Olfeo OEM documentation

Legacy file format

File format

Our legacy file format is LMDB.

Whatever language you are using, it should have a wrapper and/or library allowing to run queries against LMDB databases. See examples hereafter for some popular languages: Python , .NET, JAVA, PHP, C++ (a more comprehensive list here)

Responsibility disclaimer

This list is displayed for information purposes only. We do not endorse, validate any of the above and we decline any responsability of any kind regarding the use of these librairies. You should do your own due-diligences before using any of theses libraries.

Retrieving files

To retrieve the files, please get in touch with your account manager.

Categorizing a FQDN

It is indeed the expected behavior and the correct way to use the Olfeo database is to perform query from the deepest subdomain name to the top level domain, in sequence, until a match is foundmust. This allows the database to cover a large breath of subdomains that share the same category while allowing some specific subdomains to have other categories.

For instance, if you need to find the Olfeo category of the  spellcheck.gov.mn, you must first lookup the complete domain, spellcheck.gov.mn, and, if not matched, then check gov.mn.

It might be possible that a future version of our database provides more precise categories for subdomains of gov.mn, so an unsuccessful match today might change in a future version of the database.

Please note that, to be complete on this part, we provide a specific flag (called prefix_flag) with some domains. The presence of this flag indicates that for this domain, its own category do not apply to its subdomains. This allows the database to handle sites like blogspot that can have many subdomains with varying subject and categorisation.
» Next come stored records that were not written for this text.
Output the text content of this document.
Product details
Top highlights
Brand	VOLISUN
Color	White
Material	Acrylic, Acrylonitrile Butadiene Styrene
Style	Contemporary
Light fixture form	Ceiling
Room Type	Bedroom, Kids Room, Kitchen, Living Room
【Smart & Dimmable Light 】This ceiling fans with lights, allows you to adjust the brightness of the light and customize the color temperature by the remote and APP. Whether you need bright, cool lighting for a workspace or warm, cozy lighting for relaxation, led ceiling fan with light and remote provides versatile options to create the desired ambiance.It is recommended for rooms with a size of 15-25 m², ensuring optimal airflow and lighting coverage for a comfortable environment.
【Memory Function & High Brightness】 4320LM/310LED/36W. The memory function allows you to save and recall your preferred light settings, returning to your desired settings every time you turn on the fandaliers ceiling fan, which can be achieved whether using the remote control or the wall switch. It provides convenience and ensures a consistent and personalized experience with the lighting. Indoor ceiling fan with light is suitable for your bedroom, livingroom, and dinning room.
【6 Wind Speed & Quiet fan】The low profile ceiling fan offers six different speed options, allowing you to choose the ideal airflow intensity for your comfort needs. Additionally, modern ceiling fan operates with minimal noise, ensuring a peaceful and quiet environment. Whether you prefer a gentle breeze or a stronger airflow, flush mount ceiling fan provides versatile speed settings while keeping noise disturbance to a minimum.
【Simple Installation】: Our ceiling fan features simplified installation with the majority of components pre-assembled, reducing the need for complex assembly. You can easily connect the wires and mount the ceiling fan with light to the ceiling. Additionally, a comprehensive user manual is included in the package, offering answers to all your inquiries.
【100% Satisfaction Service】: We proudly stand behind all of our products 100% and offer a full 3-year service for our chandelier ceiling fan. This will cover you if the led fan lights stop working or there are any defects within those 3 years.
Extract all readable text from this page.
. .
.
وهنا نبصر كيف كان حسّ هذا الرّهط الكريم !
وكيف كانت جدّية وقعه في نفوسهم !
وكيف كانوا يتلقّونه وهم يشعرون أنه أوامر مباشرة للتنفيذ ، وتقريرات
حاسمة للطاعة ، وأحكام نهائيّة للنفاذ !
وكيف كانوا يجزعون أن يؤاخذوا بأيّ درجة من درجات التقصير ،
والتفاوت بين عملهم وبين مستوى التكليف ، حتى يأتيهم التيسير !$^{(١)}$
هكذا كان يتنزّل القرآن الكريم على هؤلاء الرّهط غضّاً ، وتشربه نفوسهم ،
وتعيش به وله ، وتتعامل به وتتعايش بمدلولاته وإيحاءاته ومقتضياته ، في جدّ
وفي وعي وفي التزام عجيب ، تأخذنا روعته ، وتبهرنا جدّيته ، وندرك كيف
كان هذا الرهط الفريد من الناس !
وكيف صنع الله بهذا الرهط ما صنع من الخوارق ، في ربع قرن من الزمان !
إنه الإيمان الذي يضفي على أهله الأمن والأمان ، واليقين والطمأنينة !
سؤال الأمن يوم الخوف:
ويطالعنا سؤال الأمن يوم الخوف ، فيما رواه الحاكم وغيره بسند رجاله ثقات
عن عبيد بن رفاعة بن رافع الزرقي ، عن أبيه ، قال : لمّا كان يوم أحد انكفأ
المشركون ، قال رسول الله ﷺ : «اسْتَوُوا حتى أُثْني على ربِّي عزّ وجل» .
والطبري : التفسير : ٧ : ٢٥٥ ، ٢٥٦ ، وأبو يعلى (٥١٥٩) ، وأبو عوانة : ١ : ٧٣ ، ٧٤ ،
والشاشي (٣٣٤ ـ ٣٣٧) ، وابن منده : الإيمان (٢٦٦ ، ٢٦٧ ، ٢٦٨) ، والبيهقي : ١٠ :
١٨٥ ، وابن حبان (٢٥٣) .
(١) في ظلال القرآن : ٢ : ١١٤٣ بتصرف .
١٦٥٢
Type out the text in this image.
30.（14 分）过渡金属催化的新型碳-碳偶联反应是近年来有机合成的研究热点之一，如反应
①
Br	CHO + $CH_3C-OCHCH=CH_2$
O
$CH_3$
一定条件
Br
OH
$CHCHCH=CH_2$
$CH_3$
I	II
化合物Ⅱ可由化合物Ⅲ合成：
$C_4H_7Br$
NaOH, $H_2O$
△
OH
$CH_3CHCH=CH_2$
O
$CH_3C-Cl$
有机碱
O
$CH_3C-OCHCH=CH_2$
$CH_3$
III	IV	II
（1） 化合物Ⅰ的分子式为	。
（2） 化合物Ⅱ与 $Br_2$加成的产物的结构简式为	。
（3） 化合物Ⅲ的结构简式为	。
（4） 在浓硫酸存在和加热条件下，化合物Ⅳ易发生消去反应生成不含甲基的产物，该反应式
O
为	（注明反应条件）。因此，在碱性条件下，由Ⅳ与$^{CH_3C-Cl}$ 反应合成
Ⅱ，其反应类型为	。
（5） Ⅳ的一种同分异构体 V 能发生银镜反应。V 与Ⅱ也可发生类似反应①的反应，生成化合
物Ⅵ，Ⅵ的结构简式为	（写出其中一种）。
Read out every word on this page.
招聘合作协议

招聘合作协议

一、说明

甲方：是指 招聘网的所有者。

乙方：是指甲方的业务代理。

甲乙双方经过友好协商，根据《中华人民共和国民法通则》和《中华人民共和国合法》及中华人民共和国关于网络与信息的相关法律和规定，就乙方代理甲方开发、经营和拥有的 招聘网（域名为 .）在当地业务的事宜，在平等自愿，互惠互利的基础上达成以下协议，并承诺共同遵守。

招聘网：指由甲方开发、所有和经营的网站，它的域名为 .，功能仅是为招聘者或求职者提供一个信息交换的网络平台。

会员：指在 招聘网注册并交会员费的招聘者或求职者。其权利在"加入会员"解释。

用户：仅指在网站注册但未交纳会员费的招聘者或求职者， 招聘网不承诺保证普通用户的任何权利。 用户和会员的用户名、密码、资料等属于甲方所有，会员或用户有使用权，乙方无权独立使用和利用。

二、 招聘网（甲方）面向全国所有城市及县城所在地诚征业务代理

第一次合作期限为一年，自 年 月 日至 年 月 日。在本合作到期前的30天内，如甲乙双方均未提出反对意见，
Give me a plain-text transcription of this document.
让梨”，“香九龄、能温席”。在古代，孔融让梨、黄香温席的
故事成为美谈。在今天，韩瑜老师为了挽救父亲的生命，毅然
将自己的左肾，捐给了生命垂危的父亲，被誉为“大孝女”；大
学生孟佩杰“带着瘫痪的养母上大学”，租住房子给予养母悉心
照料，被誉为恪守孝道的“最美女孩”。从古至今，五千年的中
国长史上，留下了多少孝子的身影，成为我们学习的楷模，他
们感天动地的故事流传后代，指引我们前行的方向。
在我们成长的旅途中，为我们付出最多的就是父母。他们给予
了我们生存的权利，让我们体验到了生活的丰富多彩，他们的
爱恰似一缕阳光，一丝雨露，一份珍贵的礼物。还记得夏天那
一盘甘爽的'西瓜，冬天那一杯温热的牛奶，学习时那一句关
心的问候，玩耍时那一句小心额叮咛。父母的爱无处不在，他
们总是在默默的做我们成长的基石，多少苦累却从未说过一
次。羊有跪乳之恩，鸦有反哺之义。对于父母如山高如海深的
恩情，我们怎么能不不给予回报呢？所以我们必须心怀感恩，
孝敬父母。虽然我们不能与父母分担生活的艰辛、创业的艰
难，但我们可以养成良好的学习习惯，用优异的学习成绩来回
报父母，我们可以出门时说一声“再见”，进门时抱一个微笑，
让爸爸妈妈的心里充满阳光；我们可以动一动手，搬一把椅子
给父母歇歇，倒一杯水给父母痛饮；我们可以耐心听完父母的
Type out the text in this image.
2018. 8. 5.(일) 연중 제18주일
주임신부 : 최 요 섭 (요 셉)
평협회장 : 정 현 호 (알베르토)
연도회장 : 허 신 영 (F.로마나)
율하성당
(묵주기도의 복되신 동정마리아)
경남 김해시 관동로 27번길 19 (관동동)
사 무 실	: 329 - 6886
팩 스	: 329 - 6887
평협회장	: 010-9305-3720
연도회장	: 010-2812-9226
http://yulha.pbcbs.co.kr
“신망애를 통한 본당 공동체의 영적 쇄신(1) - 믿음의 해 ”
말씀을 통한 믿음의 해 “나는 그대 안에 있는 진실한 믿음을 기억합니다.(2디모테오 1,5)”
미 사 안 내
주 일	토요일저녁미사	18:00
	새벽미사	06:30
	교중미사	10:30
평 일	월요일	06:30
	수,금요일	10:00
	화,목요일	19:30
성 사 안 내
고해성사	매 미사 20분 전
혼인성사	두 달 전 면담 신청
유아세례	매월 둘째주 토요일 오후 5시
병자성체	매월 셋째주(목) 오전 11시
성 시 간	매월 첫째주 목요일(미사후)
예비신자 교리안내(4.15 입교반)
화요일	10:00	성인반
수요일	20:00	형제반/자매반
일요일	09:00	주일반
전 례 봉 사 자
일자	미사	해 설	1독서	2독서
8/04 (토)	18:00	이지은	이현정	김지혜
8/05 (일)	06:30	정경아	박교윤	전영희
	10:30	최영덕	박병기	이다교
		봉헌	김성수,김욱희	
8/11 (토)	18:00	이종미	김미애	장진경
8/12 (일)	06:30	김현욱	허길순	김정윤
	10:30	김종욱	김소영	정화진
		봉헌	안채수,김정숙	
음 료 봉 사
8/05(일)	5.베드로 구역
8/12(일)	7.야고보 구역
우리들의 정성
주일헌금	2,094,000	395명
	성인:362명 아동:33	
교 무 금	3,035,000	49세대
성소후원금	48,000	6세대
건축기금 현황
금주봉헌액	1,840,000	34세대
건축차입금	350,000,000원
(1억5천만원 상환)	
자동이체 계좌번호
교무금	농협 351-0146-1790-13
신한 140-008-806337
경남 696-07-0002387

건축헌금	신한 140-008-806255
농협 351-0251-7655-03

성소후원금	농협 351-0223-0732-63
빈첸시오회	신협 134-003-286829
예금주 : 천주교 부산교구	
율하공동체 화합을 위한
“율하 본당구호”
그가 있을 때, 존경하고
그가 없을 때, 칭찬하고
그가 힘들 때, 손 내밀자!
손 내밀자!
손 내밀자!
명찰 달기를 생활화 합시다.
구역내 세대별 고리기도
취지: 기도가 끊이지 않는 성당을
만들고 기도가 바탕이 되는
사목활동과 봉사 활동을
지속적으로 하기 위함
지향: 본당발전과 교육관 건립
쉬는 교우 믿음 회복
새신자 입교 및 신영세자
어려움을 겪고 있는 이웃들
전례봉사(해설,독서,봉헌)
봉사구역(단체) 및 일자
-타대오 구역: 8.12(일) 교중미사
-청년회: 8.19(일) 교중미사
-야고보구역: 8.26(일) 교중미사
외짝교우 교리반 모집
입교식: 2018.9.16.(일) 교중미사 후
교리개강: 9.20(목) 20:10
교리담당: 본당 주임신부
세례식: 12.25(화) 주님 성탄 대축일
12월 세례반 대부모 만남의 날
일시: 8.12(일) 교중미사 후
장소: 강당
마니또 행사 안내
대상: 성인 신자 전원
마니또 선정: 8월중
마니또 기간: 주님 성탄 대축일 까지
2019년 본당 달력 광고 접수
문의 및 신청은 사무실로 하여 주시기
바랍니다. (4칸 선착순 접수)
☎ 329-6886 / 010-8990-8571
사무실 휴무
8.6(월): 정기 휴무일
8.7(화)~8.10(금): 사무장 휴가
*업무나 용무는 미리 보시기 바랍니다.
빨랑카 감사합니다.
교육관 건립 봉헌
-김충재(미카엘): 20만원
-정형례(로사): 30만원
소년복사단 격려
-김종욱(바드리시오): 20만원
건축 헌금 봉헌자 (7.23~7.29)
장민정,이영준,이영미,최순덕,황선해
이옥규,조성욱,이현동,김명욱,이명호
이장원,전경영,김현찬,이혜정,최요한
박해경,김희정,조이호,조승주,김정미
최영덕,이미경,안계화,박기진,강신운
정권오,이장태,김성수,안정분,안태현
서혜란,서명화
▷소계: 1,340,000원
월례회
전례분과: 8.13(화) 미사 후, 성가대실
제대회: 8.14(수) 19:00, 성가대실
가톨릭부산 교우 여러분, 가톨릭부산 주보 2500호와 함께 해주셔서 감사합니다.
So the algorithm should look like this:

Set is_parent to false
While not done
   Fetch the database for the given domain
   If an entry is found
      If the entry does not have the prefix_flag set or is_parent is false
         Return the category of the entry
      Otherwise
         Consider the domain unclassified
       End if
   Otherwise
      Set is_parent to true
      Remove the last label from the domain
      If no more label in the domain
        Consider the domain unclassified
End while